Bernardo and Marta ensure that a bathing guest can safely leave the water

He told me that he is from the Porto area and now lives in Lisbon – for a few years now – where he is studying. His study is Outdoor Tourism, where he focuses on the more extreme activities. Think of kayaking, climbing and surfing. He is also looking to work at TAP Airline.

Would you like a surfing holiday in Portugal?

Why are there no lifeguards in winter,the sun shines then too?

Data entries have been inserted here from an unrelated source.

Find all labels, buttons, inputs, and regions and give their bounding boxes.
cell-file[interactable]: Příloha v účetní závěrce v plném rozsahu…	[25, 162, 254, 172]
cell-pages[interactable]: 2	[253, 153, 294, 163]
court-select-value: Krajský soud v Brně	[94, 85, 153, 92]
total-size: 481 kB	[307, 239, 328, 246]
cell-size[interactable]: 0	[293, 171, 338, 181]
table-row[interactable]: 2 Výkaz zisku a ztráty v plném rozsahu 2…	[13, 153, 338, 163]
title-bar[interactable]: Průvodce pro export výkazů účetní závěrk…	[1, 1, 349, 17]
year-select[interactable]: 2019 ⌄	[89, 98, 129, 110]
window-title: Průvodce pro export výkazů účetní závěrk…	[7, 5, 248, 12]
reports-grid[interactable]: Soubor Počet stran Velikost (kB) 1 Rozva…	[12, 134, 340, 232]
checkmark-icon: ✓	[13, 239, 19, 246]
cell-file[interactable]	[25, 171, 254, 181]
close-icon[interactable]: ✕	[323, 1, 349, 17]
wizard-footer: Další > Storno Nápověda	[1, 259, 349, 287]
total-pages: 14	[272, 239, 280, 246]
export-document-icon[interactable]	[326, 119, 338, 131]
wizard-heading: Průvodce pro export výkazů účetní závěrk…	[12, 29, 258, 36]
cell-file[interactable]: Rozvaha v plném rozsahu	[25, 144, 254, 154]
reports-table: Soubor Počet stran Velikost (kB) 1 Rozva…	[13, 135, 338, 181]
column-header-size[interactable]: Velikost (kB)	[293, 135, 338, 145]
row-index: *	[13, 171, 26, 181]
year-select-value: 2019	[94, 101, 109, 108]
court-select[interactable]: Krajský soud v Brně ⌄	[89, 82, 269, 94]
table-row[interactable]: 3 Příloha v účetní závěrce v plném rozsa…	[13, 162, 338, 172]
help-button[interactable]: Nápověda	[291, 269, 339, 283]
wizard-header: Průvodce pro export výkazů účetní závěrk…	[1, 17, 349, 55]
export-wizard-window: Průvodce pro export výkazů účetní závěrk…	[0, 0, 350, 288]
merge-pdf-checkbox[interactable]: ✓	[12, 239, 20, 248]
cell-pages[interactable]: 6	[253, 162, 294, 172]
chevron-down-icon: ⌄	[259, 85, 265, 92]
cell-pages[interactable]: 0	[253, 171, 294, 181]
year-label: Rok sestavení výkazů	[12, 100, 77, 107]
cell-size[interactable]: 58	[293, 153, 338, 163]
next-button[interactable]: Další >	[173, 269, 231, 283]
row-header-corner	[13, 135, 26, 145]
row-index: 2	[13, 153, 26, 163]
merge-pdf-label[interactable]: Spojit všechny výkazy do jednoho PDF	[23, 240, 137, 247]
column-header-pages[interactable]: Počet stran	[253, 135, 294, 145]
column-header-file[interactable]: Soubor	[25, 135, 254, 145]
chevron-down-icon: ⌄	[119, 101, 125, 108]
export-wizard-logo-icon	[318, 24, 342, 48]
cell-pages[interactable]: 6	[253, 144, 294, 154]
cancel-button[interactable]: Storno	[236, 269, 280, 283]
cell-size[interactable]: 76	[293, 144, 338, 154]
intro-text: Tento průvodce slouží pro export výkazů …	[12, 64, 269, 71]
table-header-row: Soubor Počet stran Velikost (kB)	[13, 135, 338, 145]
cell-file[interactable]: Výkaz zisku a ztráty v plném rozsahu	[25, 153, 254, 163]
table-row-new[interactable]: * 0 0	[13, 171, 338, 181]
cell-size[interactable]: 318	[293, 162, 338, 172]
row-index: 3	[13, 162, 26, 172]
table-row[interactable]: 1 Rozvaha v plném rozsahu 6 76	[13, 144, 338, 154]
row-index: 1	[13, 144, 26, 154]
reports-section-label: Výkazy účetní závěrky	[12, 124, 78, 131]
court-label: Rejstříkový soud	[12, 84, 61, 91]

“I have been a lifeguard for almost 5 years,” Bernardo tells me. “I do this with great pleasure and hope to stay active in this sector for a long time.” I did not expect his answer immediately, although it sounded logical. ” In those 5 years, I only had to take action twice for a surfer. They are not the group that gets into trouble. Certainly outside the high season – in the summer there are actually almost no waves – local surfers come here in particular. They know everything about the rips and rocks that often stay under water (but protrude). And if tourists come to surf, the community does its job; the surfers point out the dangers to each other and ensure that everyone can have fun in a safe way. The swimmers – a lot of tourists – cause a lot more headaches; they are the reason that lifeguards are needed.”

Read on after the photo ….

Bernardo

However, Bernardo does not work on the beach all year round. “” The season runs from mid-March to mid-November. In the months beyond, none of us is present to keep an eye on things. It is indeed true that the beaches are less crowded, but I personally still think that 2 of us should always be present, even if it is quiet. “

Combining passion and work

He continues his story, and his eyes light up as soon as I ask him for his dream. “” I would think it would be great if I could continue to do this work all year round. I prefer to combine this with my studies, because to stay connected with other extreme sports in such a way would make the picture perfect. “

Bernardo can have lunch herself as soon as Marta returns. For us it is unfortunately not possible to wait for that, but luckily there is still time for a nice photo with Bernardo. Thank you!

Chris

I am a Journalist, Photographer & Musician from North London. I arrived at SurfaWhile after finishing my Masters in Ancient History at the University of Amsterdam. I aim to find and write about the hidden gems of the surfing world to inspire your next surf holiday as well as interviewing exiting talents in our international surf community.